Geseke/Cochabamba. Eva Sadura spricht mittlerweile besser Spanisch als Deutsch. Seit drei Jahren lebt die 8-Jährige zusammen mit ihren Schwestern Lea (14), Rut (10) und ihren Eltern Petra und Volker Sadura in Bolivien. Zuhause in Cochabamba spricht die ganze Familie nur noch Spanisch. Die Mädchen besuchen die Internationale Amerikanische Schule, wo sie in Englisch unterrichtet werden und neben Spanisch auch noch Chinesisch und Quechua lernen. Die Eltern ihrer vielen neuen Freunde sitzen im Gefängnis.
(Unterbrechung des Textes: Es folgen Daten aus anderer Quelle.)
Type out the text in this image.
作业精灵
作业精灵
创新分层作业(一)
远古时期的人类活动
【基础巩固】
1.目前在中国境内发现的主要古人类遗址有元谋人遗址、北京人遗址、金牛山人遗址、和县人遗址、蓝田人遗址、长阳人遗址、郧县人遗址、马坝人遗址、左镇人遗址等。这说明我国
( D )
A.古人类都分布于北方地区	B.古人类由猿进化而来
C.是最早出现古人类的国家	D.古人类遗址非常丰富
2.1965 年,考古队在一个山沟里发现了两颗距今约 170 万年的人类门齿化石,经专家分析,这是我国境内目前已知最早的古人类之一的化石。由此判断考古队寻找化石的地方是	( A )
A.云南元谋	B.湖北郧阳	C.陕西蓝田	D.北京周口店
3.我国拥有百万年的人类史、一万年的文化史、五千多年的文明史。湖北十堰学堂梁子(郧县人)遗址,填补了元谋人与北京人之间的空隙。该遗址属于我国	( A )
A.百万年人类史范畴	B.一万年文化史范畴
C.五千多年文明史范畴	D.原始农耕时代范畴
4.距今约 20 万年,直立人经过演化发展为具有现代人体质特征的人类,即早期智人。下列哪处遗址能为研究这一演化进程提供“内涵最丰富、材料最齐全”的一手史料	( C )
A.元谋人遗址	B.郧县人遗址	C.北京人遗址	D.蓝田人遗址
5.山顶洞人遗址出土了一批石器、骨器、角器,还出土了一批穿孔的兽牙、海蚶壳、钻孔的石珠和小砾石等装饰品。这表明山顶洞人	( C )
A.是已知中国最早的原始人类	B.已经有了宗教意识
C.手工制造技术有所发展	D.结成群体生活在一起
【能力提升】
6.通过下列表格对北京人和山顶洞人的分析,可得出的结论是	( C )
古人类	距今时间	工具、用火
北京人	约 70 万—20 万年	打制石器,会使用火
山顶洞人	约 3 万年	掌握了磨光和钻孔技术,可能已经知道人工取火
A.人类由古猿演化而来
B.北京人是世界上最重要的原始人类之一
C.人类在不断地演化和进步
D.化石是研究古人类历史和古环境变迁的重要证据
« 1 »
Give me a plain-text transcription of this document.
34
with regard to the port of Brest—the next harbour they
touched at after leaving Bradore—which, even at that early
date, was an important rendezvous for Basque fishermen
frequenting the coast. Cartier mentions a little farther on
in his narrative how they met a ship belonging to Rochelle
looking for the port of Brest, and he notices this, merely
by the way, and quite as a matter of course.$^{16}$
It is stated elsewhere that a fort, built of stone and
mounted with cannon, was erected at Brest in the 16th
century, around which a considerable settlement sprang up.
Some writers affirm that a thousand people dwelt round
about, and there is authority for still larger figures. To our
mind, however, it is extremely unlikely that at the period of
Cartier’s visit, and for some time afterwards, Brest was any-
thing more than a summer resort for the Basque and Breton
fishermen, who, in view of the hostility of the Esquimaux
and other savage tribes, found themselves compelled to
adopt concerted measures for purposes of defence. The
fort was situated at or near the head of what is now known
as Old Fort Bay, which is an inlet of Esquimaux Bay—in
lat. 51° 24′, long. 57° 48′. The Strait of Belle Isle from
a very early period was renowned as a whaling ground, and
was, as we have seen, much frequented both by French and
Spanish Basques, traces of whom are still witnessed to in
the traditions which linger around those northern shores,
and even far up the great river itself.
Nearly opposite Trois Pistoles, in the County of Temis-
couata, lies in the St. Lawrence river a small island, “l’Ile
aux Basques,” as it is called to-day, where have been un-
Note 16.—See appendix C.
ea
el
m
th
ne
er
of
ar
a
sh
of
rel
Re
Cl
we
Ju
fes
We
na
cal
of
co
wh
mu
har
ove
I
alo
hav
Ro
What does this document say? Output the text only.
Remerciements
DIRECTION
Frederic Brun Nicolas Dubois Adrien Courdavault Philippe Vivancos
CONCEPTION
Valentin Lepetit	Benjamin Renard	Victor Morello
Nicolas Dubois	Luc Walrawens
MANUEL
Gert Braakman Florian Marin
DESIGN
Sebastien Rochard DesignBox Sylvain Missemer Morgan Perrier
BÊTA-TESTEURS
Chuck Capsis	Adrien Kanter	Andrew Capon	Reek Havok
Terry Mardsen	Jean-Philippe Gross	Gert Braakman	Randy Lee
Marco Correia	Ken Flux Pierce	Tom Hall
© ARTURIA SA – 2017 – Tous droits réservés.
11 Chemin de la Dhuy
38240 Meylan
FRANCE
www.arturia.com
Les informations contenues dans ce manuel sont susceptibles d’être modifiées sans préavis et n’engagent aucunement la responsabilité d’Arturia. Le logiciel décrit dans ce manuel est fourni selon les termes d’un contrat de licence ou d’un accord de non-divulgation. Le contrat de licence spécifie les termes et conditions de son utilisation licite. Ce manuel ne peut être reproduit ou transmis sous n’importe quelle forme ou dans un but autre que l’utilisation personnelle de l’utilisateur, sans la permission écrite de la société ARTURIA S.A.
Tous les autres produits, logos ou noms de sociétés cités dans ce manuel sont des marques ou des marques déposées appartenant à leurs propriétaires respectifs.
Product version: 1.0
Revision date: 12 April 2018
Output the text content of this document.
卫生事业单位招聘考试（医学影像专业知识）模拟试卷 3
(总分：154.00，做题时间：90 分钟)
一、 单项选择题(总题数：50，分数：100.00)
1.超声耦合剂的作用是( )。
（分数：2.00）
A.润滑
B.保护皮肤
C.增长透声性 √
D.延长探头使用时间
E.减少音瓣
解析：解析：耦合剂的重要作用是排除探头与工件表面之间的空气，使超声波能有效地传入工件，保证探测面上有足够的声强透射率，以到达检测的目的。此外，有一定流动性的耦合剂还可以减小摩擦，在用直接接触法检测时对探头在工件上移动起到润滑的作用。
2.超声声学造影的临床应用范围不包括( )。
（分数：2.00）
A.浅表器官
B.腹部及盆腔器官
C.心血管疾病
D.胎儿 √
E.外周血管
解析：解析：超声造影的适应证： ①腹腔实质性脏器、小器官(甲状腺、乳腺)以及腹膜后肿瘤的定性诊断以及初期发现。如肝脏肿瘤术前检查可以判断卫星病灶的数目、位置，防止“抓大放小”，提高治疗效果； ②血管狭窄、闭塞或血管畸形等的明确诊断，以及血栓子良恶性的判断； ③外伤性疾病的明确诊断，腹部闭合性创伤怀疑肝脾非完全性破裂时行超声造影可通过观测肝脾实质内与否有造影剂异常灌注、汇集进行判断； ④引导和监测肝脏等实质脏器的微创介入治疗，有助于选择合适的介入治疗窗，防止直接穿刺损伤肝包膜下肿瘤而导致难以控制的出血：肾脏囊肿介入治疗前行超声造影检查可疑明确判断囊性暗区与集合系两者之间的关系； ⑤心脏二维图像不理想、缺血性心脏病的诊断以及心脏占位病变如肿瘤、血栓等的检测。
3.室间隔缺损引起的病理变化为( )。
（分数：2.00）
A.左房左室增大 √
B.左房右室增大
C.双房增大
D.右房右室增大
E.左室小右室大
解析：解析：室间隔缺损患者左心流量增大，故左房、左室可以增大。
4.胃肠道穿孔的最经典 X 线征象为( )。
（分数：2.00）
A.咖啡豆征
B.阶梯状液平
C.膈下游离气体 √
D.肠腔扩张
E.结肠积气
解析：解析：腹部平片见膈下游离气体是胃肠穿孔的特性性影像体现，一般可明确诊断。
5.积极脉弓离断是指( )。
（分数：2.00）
2007 hatten die Schwestern der hl. Maria Magdalena Postel eine neue Leitung für das Kinderdorf Aldea de Niños Cristo Rey in Cochabamba gesucht. Petra Sadura und ihre Familie entschieden sich dafür, die Aufgabe zu übernehmen. Die 41-Jährige leitet seit dem das Kinderdorf und kümmert sich um rund 180 Mädchen und Jungen zwischen zwei und achtzehn Jahren, deren Eltern im Gefängnis sitzen – die meisten wegen Drogendelikten.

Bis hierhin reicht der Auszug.